What this means in practice
If this thesis plays out, the implications are significant for almost everyone in tech. For founders, it means the most defensible position isn't the best tool but the most reliable outcome. Every improvement in the underlying AI model should make your service better, not threaten your existence. If a new model release makes you nervous, you're probably selling the tool. For enterprises, it means rethinking procurement. Instead of buying software licenses and hiring people to use them, you may increasingly be buying completed work products. The budget line looks more like outsourcing than IT spend. For professionals, it means the premium shifts from execution to judgement. The accountant who can close the books is less valuable than the CFO who knows which books to keep. The lawyer who can draft an NDA is less valuable than the general counsel who knows which deals to walk away from. For SaaS incumbents, it's a genuine existential question. Salesforce, SAP, ServiceNow, and Workday are all building AI agents into their platforms.

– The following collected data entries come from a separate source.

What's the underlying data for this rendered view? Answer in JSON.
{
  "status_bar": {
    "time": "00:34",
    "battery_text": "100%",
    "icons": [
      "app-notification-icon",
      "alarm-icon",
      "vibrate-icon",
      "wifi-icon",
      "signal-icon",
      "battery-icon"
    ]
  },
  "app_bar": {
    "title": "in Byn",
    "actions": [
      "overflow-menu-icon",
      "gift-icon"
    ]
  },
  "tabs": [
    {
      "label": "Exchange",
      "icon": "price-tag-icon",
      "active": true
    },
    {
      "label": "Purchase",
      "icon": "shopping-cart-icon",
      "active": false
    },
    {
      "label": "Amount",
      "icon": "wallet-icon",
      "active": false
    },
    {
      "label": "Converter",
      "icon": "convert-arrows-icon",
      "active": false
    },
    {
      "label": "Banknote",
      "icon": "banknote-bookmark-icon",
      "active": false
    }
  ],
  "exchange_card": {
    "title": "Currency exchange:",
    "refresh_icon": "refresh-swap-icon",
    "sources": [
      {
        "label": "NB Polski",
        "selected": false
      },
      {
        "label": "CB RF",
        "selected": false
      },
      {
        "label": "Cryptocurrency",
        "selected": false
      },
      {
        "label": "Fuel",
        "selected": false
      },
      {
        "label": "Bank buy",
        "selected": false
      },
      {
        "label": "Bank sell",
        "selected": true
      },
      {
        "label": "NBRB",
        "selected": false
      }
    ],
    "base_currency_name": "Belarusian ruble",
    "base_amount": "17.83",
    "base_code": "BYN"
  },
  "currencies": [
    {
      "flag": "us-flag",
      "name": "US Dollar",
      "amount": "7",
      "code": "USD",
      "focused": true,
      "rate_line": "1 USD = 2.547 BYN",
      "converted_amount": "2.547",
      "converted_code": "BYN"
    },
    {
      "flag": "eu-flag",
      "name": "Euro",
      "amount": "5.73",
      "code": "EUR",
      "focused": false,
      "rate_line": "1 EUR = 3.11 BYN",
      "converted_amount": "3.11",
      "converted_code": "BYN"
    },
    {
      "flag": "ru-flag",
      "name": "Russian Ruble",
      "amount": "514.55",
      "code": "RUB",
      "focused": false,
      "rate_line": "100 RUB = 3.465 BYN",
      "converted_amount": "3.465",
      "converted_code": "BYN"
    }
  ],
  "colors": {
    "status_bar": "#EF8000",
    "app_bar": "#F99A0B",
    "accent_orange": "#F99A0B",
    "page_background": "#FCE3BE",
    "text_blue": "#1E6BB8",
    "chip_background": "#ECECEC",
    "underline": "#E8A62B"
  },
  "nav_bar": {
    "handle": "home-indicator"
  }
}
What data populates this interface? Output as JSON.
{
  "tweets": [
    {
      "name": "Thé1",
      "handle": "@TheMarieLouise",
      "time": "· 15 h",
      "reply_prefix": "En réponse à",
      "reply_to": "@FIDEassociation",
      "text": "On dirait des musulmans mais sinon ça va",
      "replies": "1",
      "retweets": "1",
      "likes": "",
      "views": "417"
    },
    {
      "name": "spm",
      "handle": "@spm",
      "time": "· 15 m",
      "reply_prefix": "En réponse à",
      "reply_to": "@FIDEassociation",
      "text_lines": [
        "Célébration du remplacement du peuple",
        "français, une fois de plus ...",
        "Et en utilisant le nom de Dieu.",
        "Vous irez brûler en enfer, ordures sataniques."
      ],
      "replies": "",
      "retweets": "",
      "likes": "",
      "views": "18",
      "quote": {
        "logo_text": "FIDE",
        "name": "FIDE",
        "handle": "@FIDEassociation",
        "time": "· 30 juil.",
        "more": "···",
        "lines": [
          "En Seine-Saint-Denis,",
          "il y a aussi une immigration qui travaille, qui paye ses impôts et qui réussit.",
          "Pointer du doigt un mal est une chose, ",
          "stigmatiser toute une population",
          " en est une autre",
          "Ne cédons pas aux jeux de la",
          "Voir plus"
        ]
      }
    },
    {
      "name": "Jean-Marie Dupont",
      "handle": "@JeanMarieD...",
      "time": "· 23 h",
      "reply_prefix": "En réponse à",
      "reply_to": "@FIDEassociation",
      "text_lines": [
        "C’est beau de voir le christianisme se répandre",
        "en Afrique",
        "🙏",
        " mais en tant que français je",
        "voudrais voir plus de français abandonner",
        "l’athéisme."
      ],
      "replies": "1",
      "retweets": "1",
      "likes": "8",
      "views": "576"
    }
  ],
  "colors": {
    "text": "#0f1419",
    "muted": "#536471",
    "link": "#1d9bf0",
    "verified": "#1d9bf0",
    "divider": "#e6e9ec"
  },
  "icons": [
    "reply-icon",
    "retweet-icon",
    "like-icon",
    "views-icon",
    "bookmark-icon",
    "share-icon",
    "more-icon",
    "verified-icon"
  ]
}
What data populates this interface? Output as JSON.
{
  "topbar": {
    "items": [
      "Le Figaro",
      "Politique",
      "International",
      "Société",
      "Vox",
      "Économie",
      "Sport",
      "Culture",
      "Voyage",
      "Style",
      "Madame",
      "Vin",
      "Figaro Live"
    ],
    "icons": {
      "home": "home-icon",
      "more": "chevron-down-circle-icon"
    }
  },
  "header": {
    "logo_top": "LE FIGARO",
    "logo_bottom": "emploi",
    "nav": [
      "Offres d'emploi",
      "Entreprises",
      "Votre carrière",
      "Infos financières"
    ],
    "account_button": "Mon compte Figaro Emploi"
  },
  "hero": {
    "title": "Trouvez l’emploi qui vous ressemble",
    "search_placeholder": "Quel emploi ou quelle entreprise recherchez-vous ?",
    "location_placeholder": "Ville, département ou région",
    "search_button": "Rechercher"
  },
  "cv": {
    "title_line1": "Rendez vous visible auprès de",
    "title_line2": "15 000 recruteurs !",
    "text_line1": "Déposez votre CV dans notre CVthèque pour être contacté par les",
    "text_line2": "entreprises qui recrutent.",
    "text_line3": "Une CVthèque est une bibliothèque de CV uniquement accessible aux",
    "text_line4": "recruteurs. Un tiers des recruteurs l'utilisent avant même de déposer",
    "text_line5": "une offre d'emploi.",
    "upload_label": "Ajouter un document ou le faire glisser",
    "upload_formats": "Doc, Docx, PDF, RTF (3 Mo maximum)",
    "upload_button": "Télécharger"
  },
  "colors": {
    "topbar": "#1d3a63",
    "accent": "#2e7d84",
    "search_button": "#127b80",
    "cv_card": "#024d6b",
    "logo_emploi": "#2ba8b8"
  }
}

But the real threat isn't from each other. It's from companies that skip the platform entirely and just do the work.
The human question
There's a question that hovers beneath all of this: what happens to the people who currently do this work? The optimistic view is that AI handles the intelligence work while humans focus on the judgement that matters. The accountant stops manually reconciling entries and starts advising on strategy. The recruiter stops screening resumes and starts building relationships. The junior lawyer stops drafting boilerplate and starts learning to think like a partner. The realistic view is that the transition will be uneven and sometimes painful. Not every intelligence worker will seamlessly become a judgement worker. The accounting profession is already losing 340,000 people not because of AI but because the work isn't attractive enough to recruit replacements. In some fields, AI won't displace people so much as fill gaps that already exist. What seems clear is that the change is coming whether we're ready for it or not. The economics are too compelling to ignore. When you can deliver the same outcome at a fraction of the cost with higher consistency, the market will move.
The bottom line
The SaaS era gave us a powerful insight: software is better delivered as a service than as a product. The emerging era is taking that insight one step further. The service itself is better delivered as software. We're not at the end of SaaS. We're at the beginning of something that subsumes it. The companies that win won't be the ones with the best dashboards or the most features. They'll be the ones that quietly, reliably, do the work.